I hated how my mom always made me wear these tight, itchy, white pantyhose; how my patent leather shoes hurt my feet and squeaked when I walked, and how the curls in my hair never stayed long enough for people in the church to actually see them. My brother had to get his hair cut on Saturday and wear Penny Loafers. We always dug through our rooms to find a penny to stick in the top of them.
We waited for each of the Cadbury Bunny commercials so we could count how many times the bunny fapped his nose and mouth. We were ecstatic when the bunny came out with creme filled eggs!
Church services were always long and boring. We didn't have Sunday School on Easter so there was nothing to divert attention away from the proceedings. Not only were all the other children dressed up but their parents, grandparents, and guardians were all dressed up too.
Outside of keywords, the Pastor would say such as "God", "Jesus", "angels", and "the Devil", I couldn't understand anything else he was talking about.

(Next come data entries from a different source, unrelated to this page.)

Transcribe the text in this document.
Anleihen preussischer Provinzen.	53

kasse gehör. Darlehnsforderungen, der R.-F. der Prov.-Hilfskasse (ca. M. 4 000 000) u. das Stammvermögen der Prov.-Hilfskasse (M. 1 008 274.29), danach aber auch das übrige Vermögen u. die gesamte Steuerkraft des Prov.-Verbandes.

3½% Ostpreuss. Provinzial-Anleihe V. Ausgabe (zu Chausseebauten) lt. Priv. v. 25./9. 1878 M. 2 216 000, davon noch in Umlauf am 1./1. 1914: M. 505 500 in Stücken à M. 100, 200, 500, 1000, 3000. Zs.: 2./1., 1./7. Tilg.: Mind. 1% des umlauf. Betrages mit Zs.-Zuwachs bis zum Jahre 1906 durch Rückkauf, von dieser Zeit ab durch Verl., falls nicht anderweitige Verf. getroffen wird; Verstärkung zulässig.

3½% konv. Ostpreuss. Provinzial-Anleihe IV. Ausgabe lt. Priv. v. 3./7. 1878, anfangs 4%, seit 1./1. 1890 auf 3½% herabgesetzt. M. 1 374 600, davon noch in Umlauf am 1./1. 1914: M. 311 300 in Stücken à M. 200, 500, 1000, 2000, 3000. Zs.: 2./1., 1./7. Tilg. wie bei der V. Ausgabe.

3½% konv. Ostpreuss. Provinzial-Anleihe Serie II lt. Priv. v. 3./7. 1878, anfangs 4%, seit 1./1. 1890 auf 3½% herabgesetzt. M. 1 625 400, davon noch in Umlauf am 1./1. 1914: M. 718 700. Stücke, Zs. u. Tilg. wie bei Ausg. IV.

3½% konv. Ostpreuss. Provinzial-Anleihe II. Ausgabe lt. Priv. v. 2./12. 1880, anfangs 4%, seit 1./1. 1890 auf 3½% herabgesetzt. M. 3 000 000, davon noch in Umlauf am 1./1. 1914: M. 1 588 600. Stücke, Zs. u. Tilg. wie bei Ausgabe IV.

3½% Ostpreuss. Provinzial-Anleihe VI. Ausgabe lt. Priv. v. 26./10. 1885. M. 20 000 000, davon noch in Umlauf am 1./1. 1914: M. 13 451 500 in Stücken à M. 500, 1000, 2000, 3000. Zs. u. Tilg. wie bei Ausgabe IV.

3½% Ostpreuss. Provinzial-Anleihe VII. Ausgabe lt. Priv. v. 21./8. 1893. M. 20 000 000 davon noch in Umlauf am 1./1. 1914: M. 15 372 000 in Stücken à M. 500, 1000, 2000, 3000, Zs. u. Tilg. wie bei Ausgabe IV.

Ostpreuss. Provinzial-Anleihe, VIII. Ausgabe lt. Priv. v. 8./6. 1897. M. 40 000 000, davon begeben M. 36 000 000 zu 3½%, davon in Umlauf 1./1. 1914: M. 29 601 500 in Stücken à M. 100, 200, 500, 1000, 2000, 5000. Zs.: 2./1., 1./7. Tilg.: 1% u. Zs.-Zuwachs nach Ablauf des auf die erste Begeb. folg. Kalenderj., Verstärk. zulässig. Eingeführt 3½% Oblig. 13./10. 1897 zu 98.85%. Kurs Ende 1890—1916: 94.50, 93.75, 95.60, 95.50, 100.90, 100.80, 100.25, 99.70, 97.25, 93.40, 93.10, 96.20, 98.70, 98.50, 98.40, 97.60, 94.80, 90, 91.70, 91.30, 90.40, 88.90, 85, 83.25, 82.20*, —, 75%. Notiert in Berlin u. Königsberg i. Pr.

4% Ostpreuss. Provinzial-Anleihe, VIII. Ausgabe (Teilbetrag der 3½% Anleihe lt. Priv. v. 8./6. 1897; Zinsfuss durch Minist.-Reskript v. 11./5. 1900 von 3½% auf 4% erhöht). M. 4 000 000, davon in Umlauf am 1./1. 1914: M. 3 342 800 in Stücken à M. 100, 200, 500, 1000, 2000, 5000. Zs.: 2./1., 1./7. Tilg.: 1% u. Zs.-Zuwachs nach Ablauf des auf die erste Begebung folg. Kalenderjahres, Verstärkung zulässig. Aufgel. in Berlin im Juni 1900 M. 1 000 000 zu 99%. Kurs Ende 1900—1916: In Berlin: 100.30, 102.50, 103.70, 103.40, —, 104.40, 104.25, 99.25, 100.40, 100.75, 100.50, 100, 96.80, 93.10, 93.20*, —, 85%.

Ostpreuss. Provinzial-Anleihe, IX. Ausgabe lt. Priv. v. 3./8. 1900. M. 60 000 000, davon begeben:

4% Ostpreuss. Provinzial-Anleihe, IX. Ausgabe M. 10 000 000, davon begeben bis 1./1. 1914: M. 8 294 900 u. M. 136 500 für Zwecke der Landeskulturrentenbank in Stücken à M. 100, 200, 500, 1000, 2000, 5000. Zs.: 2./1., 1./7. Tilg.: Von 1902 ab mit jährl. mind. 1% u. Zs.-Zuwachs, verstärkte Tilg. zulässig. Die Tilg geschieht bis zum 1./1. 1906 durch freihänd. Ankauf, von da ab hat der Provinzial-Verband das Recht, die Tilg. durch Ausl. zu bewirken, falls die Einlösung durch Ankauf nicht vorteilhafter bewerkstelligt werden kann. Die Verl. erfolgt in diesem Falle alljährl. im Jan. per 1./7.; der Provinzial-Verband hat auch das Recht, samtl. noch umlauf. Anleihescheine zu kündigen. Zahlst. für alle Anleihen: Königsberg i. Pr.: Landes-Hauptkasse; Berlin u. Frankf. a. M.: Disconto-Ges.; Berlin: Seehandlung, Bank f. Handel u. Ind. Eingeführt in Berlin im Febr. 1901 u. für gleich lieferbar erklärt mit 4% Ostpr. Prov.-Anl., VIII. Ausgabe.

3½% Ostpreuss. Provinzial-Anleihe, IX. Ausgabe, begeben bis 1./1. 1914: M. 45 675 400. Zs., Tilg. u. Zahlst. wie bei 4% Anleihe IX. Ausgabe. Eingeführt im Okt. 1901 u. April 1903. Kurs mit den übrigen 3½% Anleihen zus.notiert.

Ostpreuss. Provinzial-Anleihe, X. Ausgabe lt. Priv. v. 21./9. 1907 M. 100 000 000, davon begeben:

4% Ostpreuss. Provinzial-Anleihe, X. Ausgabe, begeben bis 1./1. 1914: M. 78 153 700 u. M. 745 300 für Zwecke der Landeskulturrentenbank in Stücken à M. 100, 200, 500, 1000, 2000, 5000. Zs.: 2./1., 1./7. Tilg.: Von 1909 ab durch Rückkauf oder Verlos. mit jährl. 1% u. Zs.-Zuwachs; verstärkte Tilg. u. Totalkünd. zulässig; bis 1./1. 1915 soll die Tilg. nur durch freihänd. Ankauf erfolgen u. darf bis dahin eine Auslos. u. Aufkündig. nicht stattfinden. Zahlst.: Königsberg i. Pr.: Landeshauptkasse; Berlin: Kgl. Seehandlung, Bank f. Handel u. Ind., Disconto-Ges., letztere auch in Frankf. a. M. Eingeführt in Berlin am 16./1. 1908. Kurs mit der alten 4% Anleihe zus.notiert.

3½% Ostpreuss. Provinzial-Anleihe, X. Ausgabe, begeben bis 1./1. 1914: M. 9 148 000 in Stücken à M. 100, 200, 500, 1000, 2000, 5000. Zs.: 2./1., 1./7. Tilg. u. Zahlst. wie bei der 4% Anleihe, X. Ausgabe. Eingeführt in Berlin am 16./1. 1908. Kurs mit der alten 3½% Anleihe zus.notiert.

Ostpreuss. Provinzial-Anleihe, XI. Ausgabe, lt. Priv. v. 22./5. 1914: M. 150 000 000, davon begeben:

After service, there was a large buffet style dinner served where my brother and I could try and stock up on deviled eggs. There was also macaroni 'n cheese, rolls, greens, and sometimes ham to eat as well.
If we didn't dye eggs the night before, we would come home and dye them after the dinner at church ended. My mother always bought us large Easter baskets a week ahead of time that we could finally open once our eggs were done to put inside them.
As I became a preteen, that Easter tradition faded away. We never spoke of Easter again, and we stopped going to church.
The kids at work celebrate Easter. Kids in the neighborhood are seen wearing poofy dresses and suits to Easter Sunday services. Their parents and guardians are not dressed up - just their kids. Easter baskets line the stores right after St. Patrick's Day instead of at the beginning of April when Easter time began.
My Easter knowledge now reflects what I know of the beginning of Christianity. Celebrating Easter in the way I was raised to seems very silly. I recall that once I attained a grown-up understanding of other holidays, I stopped celebrating them the way I was raised to.
This is why I feel like Easter is just another kids holiday. There's no explanation for how bunnies and eggs became incorporated into Easter. What do bunnies have to do with Jesus being resurrected from his grave? Were people hiding eggs and eating ham during the triple crucifixion?
It's sad to me that such an important holiday for Christians is just another kids day. Kids have fun with it because they don't understand it, and adults just acknowledge it and move on. The same with Christmas. No one even teaches to observe the moment of silence for Jesus' crucifixion at noon on Good Friday.
As I get older and embrace my religious more, I would love to see more conscious effort from others of the faith to not water down important holidays.